Remote tracking (architecture)

Matyan is built for remote tracking: training runs send data to a central frontier and backend; nothing is stored in a local repo.

Overview

  • Frontier — Ingestion gateway. Accepts WebSocket connections from clients for metrics, params, and small payloads; issues presigned S3 URLs for large blobs. Publishes all incoming data to Kafka.
  • Backend — REST API for reads and control (delete run, rename experiment, etc.). Reads from FoundationDB; writes go to FDB and emit Kafka events for async side effects (e.g. S3 cleanup).
  • Workers — Consume Kafka: ingestion workers write to FDB (and S3 refs); control workers perform cleanup and other side effects.
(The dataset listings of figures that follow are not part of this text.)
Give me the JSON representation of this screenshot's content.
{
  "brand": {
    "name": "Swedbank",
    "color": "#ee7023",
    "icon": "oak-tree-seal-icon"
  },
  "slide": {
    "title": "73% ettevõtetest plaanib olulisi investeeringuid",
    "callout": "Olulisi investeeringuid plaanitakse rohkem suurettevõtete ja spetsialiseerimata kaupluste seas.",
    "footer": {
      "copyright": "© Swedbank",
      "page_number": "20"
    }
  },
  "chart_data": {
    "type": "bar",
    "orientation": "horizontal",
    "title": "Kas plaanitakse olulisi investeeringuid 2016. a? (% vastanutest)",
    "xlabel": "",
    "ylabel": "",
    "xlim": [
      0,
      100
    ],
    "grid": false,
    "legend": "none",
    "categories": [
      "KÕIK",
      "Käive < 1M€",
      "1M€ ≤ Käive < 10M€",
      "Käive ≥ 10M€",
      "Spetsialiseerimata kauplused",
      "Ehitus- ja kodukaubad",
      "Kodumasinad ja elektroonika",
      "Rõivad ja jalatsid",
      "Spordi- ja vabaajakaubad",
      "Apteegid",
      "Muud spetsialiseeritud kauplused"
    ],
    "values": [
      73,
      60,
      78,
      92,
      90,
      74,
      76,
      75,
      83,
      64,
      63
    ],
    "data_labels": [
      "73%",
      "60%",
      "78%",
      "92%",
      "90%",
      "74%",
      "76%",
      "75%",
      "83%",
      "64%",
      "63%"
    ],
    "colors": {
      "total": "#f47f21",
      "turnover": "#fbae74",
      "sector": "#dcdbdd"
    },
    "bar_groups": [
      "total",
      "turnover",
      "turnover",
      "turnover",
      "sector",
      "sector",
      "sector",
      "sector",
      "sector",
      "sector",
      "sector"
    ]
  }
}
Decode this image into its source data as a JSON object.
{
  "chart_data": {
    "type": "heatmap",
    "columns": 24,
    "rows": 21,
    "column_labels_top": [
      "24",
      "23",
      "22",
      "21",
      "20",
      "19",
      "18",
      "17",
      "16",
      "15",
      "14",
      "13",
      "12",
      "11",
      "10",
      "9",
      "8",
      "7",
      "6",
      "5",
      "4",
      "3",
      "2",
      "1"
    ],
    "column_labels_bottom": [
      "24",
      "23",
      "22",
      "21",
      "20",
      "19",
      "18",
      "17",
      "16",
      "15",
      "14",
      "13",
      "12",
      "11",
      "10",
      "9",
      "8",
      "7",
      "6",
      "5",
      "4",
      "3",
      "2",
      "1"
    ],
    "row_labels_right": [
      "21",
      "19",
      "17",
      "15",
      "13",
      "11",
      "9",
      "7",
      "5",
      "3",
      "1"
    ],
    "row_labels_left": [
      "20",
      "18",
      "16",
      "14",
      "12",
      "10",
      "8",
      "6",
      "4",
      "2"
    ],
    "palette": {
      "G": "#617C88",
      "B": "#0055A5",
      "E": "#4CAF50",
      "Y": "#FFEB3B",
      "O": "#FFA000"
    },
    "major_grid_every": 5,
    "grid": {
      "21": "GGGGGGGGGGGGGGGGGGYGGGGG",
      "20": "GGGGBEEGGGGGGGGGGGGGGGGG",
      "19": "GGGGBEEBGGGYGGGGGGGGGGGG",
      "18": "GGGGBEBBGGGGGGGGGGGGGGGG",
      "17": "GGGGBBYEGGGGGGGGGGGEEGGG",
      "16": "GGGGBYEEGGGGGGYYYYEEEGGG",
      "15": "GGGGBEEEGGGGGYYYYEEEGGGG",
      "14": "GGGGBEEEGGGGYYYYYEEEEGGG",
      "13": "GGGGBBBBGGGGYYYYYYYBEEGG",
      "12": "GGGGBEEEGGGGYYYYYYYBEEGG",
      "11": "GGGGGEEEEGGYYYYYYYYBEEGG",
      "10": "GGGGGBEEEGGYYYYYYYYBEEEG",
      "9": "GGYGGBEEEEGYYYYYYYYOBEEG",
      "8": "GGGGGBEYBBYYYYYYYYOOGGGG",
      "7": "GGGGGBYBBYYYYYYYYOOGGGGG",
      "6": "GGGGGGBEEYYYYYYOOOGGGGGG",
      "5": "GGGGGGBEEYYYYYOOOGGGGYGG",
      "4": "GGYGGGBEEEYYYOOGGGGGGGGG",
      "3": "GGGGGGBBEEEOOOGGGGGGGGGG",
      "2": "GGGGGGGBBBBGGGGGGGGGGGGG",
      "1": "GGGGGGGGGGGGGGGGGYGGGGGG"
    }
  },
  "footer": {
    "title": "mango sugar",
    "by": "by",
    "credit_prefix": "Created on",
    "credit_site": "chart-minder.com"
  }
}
Clients never talk to Kafka or FDB directly. They only need the frontier URL (for tracking) and backend URL (for metadata and queries).

Prerequisites

  • A running Matyan deployment: frontier, backend, Kafka, FDB, and workers (see Getting started).
  • The machine running the frontier must accept WebSocket (and optionally HTTP for presign) on the configured port (default 53801).
  • The backend must accept HTTP on its port (default 53800).

Client setup

Point the client at your backend (and optionally frontier). The client uses the backend for metadata and queries and the frontier for high-volume tracking.

Environment variables:

export MATYAN_BACKEND_URL=http://your-backend:53800
export MATYAN_FRONTIER_URL=http://your-frontier:53801

In code:

from matyan_client import Run

run = Run(repo="http://your-backend:53800")
# frontier_url is resolved from config or same host; override if needed:
# run = Run(repo="http://backend:53800", frontier_url="http://frontier:53801")

run["hparams"] = {"lr": 0.001, "batch_size": 32}
for step in range(100):
    run.track(loss, name="loss", step=step, context={"subset": "train"})
run.close()

Tracking data goes over WebSocket to the frontier; metadata (e.g. tags, run props) and queries go to the backend over HTTP.

SSL / HTTPS

For production, put the frontier and backend behind TLS-terminating proxies (or configure the services with SSL). Configure the client to use https:// URLs for MATYAN_BACKEND_URL and MATYAN_FRONTIER_URL. If you use self-signed certificates, you may need to configure the HTTP/WebSocket client to accept them (e.g. via environment or client options; see the matyan_client docs).

Summary

  • No local repo — All data is stored on the server (FDB + S3).
  • Frontier — WebSocket + presigned S3; publishes to Kafka.
  • Backend — REST API; reads/writes FDB; emits control events to Kafka.
  • Workers — Consume Kafka and persist to FDB (and S3). No client configuration needed beyond frontier and backend URLs.